Harbinger reveals medium-duty electric truck chassis at Detroit Auto Show

A enterprise named Harbinger says electrical medium-obligation vehicles are an unmet desire in the marketplace. To enable cure this, the corporation exposed its electric truck chassis at the Detroit Vehicle Clearly show, which includes a completed truck.

The e-chassis underpins Course 4, 5 and 6 vehicles, which can make supply motor vehicles the most apparent candidates for an upfit, but it could be anything at all from emergency autos to faculty buses to RVs. “I know we seem like a further EV startup promising the environment,” said Harbinger CEO John Harris, “and that is why you’re just hearing from us now. We desired to make it to start with, and then present it to you. We’ve been working diligently behind the scenes.”

Harbinger reported the chassis, which includes battery and e-axle, was developed totally in-house, with just the battery cells sourced from overseas. Its battery ability is scalable in 35-kWh increments — the ability of each pack — and use 800-volt architecture and a liquid cooling method for faster charging and improved general performance. Every 35-kWh pack supplies about 40 miles of driving assortment. Harbinger suggests this truck chassis was constructed “for all demographics and climates,” with driver consolation and security in head to enable combat driver shortages. The trucks also use a steer- and push-by-wire process, which can help to future-proof the autos for autonomous driving.

Harbinger sees its vans outlasting the standard four- to six-calendar year lifecycle of other medium-duty vehicles, with an expected lifespan of 20 years, or approximately 450,000 miles relying on an specific truck’s responsibility cycle. Harbinger states its e-truck is ready to go, with a pilot application launching upcoming year and volume manufacturing in late 2024. Harbinger says it will be built in Michigan utilizing a UAW workforce. It is partnering with Wabash to create truck bodies to pair with the chassis, but it can offer to other customers or upfitters to develop a wide variety of vehicle types.
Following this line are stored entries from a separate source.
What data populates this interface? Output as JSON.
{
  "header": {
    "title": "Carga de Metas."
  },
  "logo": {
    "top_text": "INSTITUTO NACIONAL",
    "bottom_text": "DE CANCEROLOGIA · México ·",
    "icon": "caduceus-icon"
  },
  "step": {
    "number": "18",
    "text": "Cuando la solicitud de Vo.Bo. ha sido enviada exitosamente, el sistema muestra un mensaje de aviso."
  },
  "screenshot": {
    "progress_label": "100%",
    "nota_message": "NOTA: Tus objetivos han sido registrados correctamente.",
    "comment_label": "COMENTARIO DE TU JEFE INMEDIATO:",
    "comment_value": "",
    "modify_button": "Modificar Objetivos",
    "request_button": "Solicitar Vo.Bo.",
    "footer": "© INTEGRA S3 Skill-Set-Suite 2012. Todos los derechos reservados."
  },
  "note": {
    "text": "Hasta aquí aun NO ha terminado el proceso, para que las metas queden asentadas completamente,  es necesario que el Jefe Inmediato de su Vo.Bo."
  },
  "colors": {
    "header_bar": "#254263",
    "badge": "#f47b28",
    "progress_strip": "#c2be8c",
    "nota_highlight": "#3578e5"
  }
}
As for the competitiveness, Harbinger doesn’t see a ton out there. Other companies like BrightDrop are focused on other courses Harbinger’s target on medium-duty is what sets it aside. It also believes it can be competitive centered on its lessen costs thanks to all the in-home development and production, as very well as the decreased costs of operating scalable trucks with a very long lifecycle.